Previously, Channel 2 Investigates reported on Earl Perry. His body was left in a parking lot in the Fifth Ward in June 1997. He was shot three times.

Perry's death, prosecutors argued, followed a fight over a dice game, and the men who did it were Burks and Clayton Brown.

"I heard that one shot, I started firing ... " Brown told Channel 2 Investigates.

Brown copped a plea deal in 2000 and served a five-year sentence, but he now tells Channel 2 Investigates the person who fired the first shot was not Burks.

"I pulled the trigger and Derevin pulled the trigger," Brown said.

Derevin Whitaker, at the time, was a friend of Brown's.

Court documents show prosecutors initially charged Whitaker in Perry's death. However, they later dropped the case, in part because witnesses, including Brown, claimed Whitaker was not at the scene. 

So why give false testimony?

Newly admitted sworn statements give an answer focusing on two Drug Enforcement Agency agents who were key to Burks' conviction.

"They're pretty dangerous -- Chad Scott and Schumacher," Brown said. "They were pretty dangerous, and when they're after you, they get you."

In August, a federal grand jury in New Orleans convicted Scott on seven counts, from perjury to obstruction of justice and falsifying government records.

His case has resulted in convicted felons having their charges dismissed amid claims Scott coerced witnesses into giving false testimony.

"They were known as killer agents, so if you crossed their path, you better watch out. Everybody is in fear of their life," Brown said.

That's exactly what key witnesses in Burks' case now say Scott did to them.

"That night there, I never seen Lamar, not one time," Brown said.

But if Burks wasn't at the crime scene, where was he?

The new evidence

"I was in Louisiana ... en route to my sister's wedding," Burks said.

Channel 2 Investigates obtained a photo of Burks at his sister's wedding in Opelousas, Louisiana, on July 4, 1997.

The wedding photo

While the shooting occurred during the early morning of June 30, Burks says he spent the week leading up to the wedding in Louisiana with family.

The collect call to mom

Burks said his legal team has phone records to prove he didn't commit the murder.

Burks, they said, placed a collect call to his mother from Lake Charles, Louisiana. That phone record has a time stamp of 4:36 p.m., the afternoon of June 29, hours before Perry's death.

"Mr.

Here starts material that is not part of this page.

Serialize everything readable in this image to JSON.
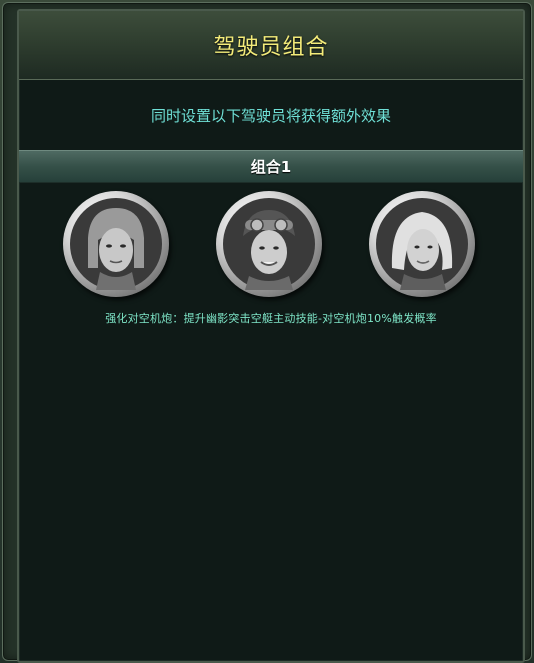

Burks was convicted based exclusively on false testimony, " said Michael Wynne, Burks' attorney.  "It was disturbing how someone could be convicted for such a length of time based on faulty evidence."

Burks has had two failed appeals, although the picture and phone record were not admitted into evidence during any previous trials.

Burks said they speak to reasonable doubt -- maybe even freedom. 

"It's a cover-up -- plain and simple," Burks said.

Burks' legal team will include the picture and phone record during an evidentiary hearing that's scheduled to begin Tuesday.

Representatives with the Harris County District Attorney's Office said they continue to stand behind their case and said witnesses will confirm what they've proven three times already.